The Evolution of the firewood gatherer
The there is a common evolution of the firewood gatherer. The pinnacle of the evolution is a well managed forest, good road system, reliable equipment to do most of the hauling and splitting, a covered wood shed close to the house, an efficient stove and well insulated house. The firewood newbie will usually have more time and enthusiasm than anything ready to put toward labor. Along the path, the labor is traded for the expensive efficiencies of equipment and infrastructure.
15 years ago, when we decided it was time to heat with wood, we started by pulling our ~40 year old Fisher stove from the basement our family first used in the house. We gathered river rock from Ridley Brook and built a hearth. We bought some pipe, cut a hole in the ceiling and boom. We had woodstove ready to go. Without firewood. Without dry firewood for that matter.
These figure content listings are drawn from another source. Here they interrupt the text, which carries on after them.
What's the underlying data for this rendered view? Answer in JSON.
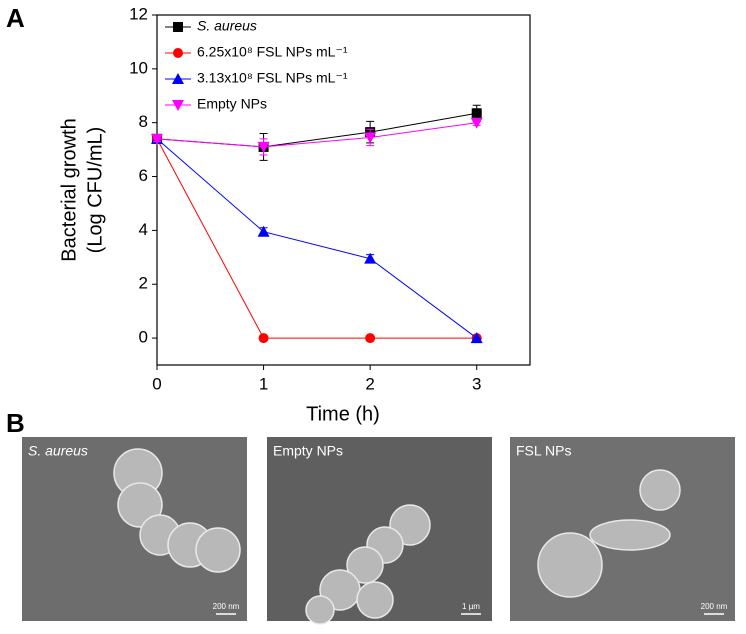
{
  "panels": [
    "A",
    "B"
  ],
  "chart_data": {
    "type": "line",
    "xlabel": "Time (h)",
    "ylabel": [
      "Bacterial growth",
      "(Log CFU/mL)"
    ],
    "x": [
      0,
      1,
      2,
      3
    ],
    "xlim": [
      0,
      3.5
    ],
    "xticks": [
      0,
      1,
      2,
      3
    ],
    "ylim": [
      -1,
      12
    ],
    "yticks": [
      0,
      2,
      4,
      6,
      8,
      10,
      12
    ],
    "legend": "upper-left",
    "series": [
      {
        "name": "S. aureus",
        "color": "#000000",
        "marker": "square",
        "values": [
          7.4,
          7.1,
          7.65,
          8.35
        ],
        "errors": [
          0.1,
          0.5,
          0.4,
          0.3
        ]
      },
      {
        "name": "6.25x10⁸ FSL NPs mL⁻¹",
        "color": "#ff0000",
        "marker": "circle",
        "values": [
          7.4,
          0,
          0,
          0
        ],
        "errors": [
          0.1,
          0,
          0,
          0
        ]
      },
      {
        "name": "3.13x10⁸ FSL NPs mL⁻¹",
        "color": "#0000ff",
        "marker": "triangle-up",
        "values": [
          7.4,
          3.95,
          2.95,
          0
        ],
        "errors": [
          0.1,
          0.15,
          0.15,
          0
        ]
      },
      {
        "name": "Empty NPs",
        "color": "#ff00ff",
        "marker": "triangle-down",
        "values": [
          7.4,
          7.1,
          7.45,
          8.0
        ],
        "errors": [
          0.1,
          0.3,
          0.3,
          0.1
        ]
      }
    ]
  },
  "images": [
    {
      "label": "S. aureus",
      "scale": "200 nm"
    },
    {
      "label": "Empty NPs",
      "scale": "1 µm"
    },
    {
      "label": "FSL NPs",
      "scale": "200 nm"
    }
  ]
}
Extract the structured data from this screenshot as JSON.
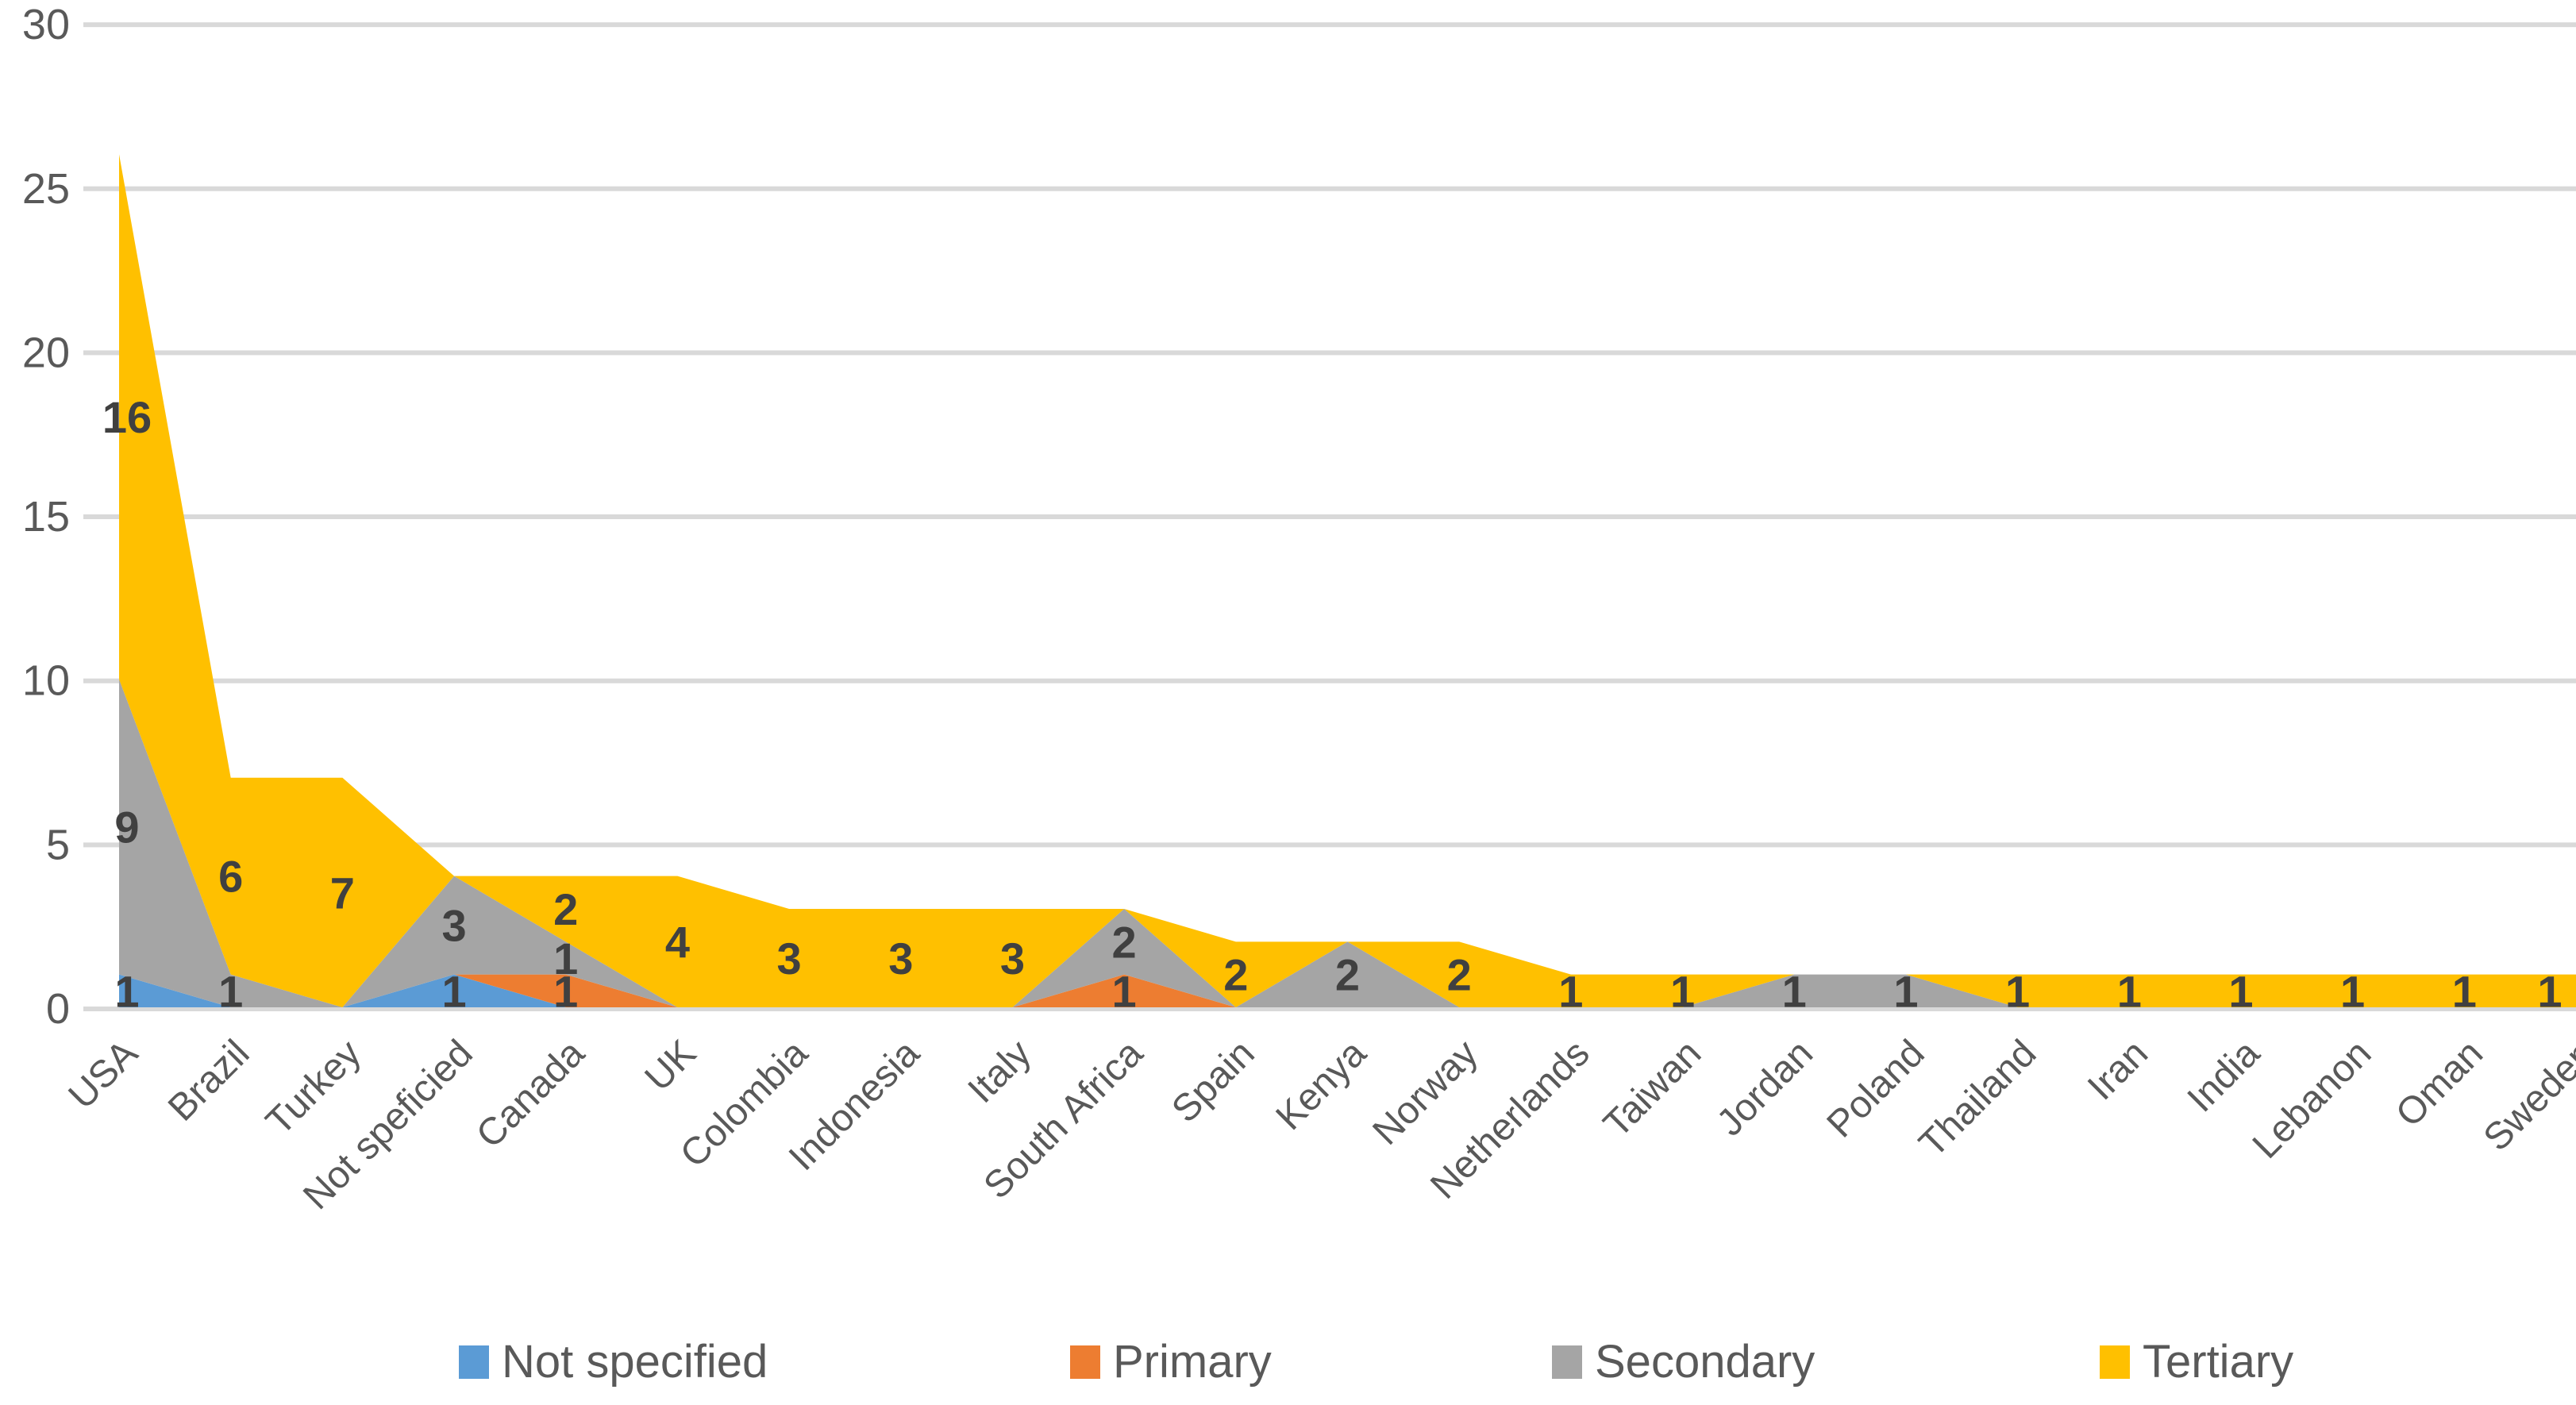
{
  "chart_data": {
    "type": "area",
    "stacked": true,
    "title": "",
    "xlabel": "",
    "ylabel": "",
    "categories": [
      "USA",
      "Brazil",
      "Turkey",
      "Not speficied",
      "Canada",
      "UK",
      "Colombia",
      "Indonesia",
      "Italy",
      "South Africa",
      "Spain",
      "Kenya",
      "Norway",
      "Netherlands",
      "Taiwan",
      "Jordan",
      "Poland",
      "Thailand",
      "Iran",
      "India",
      "Lebanon",
      "Oman",
      "Sweden"
    ],
    "series": [
      {
        "name": "Not specified",
        "color": "#5B9BD5",
        "values": [
          1,
          0,
          0,
          1,
          0,
          0,
          0,
          0,
          0,
          0,
          0,
          0,
          0,
          0,
          0,
          0,
          0,
          0,
          0,
          0,
          0,
          0,
          0
        ]
      },
      {
        "name": "Primary",
        "color": "#ED7D31",
        "values": [
          0,
          0,
          0,
          0,
          1,
          0,
          0,
          0,
          0,
          1,
          0,
          0,
          0,
          0,
          0,
          0,
          0,
          0,
          0,
          0,
          0,
          0,
          0
        ]
      },
      {
        "name": "Secondary",
        "color": "#A5A5A5",
        "values": [
          9,
          1,
          0,
          3,
          1,
          0,
          0,
          0,
          0,
          2,
          0,
          2,
          0,
          0,
          0,
          1,
          1,
          0,
          0,
          0,
          0,
          0,
          0
        ]
      },
      {
        "name": "Tertiary",
        "color": "#FFC000",
        "values": [
          16,
          6,
          7,
          0,
          2,
          4,
          3,
          3,
          3,
          0,
          2,
          0,
          2,
          1,
          1,
          0,
          0,
          1,
          1,
          1,
          1,
          1,
          1
        ]
      }
    ],
    "stacked_totals": [
      26,
      7,
      7,
      4,
      4,
      4,
      3,
      3,
      3,
      3,
      2,
      2,
      2,
      1,
      1,
      1,
      1,
      1,
      1,
      1,
      1,
      1,
      1
    ],
    "ylim": [
      0,
      30
    ],
    "yticks": [
      0,
      5,
      10,
      15,
      20,
      25,
      30
    ],
    "grid": true,
    "legend_position": "bottom",
    "data_labels": "non-zero values labeled at band centers; blank cells unlabeled",
    "gridline_color": "#D9D9D9",
    "axis_text_color": "#595959",
    "data_label_color": "#404040"
  },
  "legend": {
    "items": [
      {
        "label": "Not specified",
        "color": "#5B9BD5"
      },
      {
        "label": "Primary",
        "color": "#ED7D31"
      },
      {
        "label": "Secondary",
        "color": "#A5A5A5"
      },
      {
        "label": "Tertiary",
        "color": "#FFC000"
      }
    ]
  }
}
We had spent the last few years gathering firewood for our backyard sugaring operation so I had some familiarity with the labor. This started as seeking standing dead trees or branches, breaking them by hand and bucking with a chainsaw and dragging them out in a sled. We probably never used more than a cord or two and it was good time to kill while sap was boiling. But I knew we needed at least 6 cords to get through the winter.
I enrolled in the Game of Logging: the best, and as far as I know the only, chainsaw safety training course available. It came highly recommended with the selling point of it'd be good for ya if you don't want to cut your leg off. At the conclusion of the course, we could not only fell large trees exactly where we wanted too but do so safely providing humble confidence, I didn't even know I needed.
A craigslist search yielded an ATV and wagon on the cheap. My plan was to cut and buck trees in the woods, place them in the wagon and haul the wagon out a quarter of a cord at a time, unload the wagon into a stack and cover it. The maul would come out and I split and stacked 6 cords for a few years, covered in plastic tarps.
Over the next few years I would encounter what we firewood gatherers know well. Stacks would tip over, tarps would fly off, wood wouldn't dry because it wasn't adequately off the ground. In the woods, bars would pinch, chains would dull, ATV would get bogged down or not be able to haul a load. Wagon axels break and tires pop. The labor filled many afternoons and weekends and it would be until October that the last stick was under cover. Fires had a recognizable sizzle; the reminder I was burning wood that had not yet fully dried. Some who find themselves on this path find an easy way out: oil.
Overtime however, my commitment to firewood only strengthened. I procured posts for stack ends, pallets to keep the wood off the ground. Metal roofing to more regularly keep wood dry. I'd borrow and eventually buy a hydraulic wood splitter. A few years ago, in building my office, we included a wood shed on the side so we've done away with metal roofing. With ibuprofen always at arms length, I remained committed to that woods life of mine. Then, last year a punctuating evolutionary step: I financed a tractor and forwarder. I can now cut and neatly stack 6 cords- log length in a couple weekends. Two more weekends and the wood is split and under cover. I can get ahead with ease.
After 15 years, I'm still gathering firewood and I expect the evolution to continue. I need the woodshed closer to the house, a much better wood stove, and some better insulation on the house. But my woods are in the best shape they've been in in years. Low-quality hardwoods are being removed given more room for better quality, longer-lived trees. Things are looking good out there.